De algo parecido le han acusado a Michnik en Polonia por decir con bastante sensatez, y en un proceso que parece repetirse en toda Europa tarde o temprano, que “resulta significativo que entre los partidarios de la revancha haya un número tan escaso de auténticos próceres de la oposición democrática”. Una carencia que aquí en España, con tanto antifranquista criado a posteriori ocupando puestos de responsabilidad no deja de tener su parte casi económica…

El recuerdo del pasado en Polonia (y en España) está monopolizado por lo que Michnik llama la figura del ‘lustrador’. Un tipo o tipa con prédica en la opinión pública, que se dedica a ejercer de policía moral, de inquisidor, rastreando en las biografías de aquellos que se comprometieron en el tránsito hacia la democracia para buscarles cualquier mínima complicidad con el enemigo (franquista o comunista).

La escurridiza figura del ‘lustrador’, lejos de ser una guía para comprender mejor el pasado reciente, es un síntoma de que la lectura histórica está condicionada por adscripciones viscerales, demasiado tajantes y moralistas.
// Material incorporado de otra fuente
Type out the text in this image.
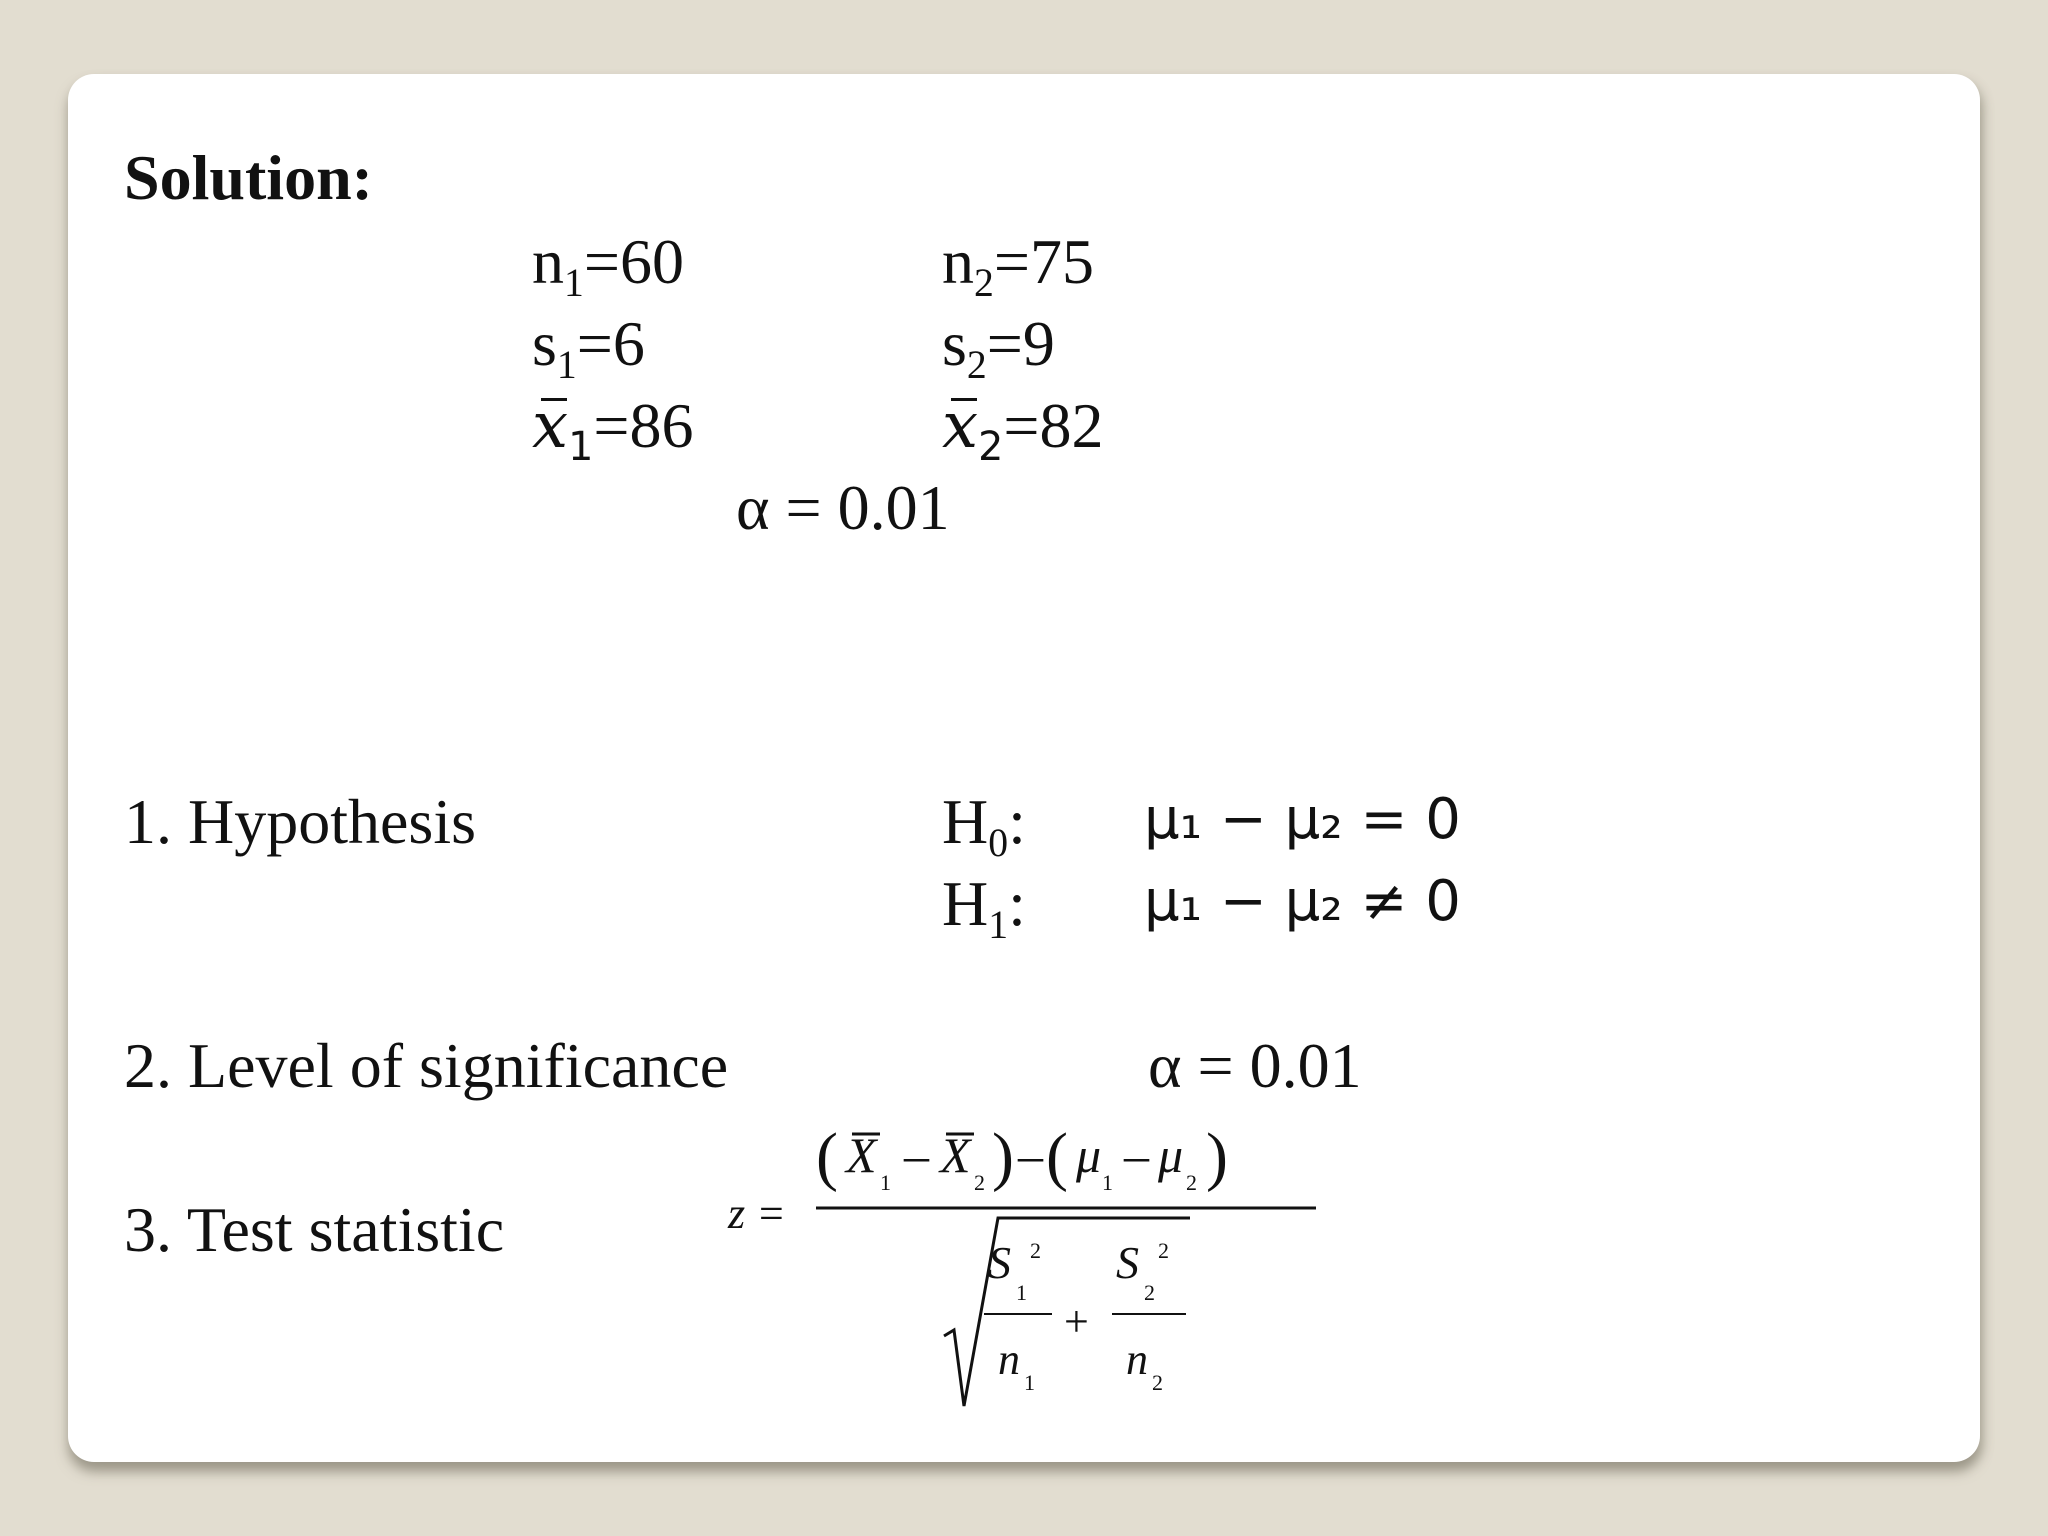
Solution:
$n_1=60$	$n_2=75$
$s_1=6$	$s_2=9$
$x_1=86$	$x_2=82$
α = 0.01
1. Hypothesis	$H_0$: μ₁ − μ₂ = 0
$H_1$: μ₁ − μ₂ ≠ 0
2. Level of significance	α = 0.01
3. Test statistic	z =
( X 1 – X 2 ) – ( μ 1 – μ 2 )
S 2
1
n 1
+
S 2
2
n 2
Como dice, y creo que dice bien, Cees Nooteboom en una entrevista publicada este domingo en El País: “Alemania superó bien su pasado, España aún no”. Los próximos años, con las sorpresas políticas que bien podrían llegar, parece que comienza a surgir un tiempo nuevo en España, con nuevas reglas tanto para el presente como, espero, para el pasado. Mientras tanto, tengamos en cuenta las experiencias polacas.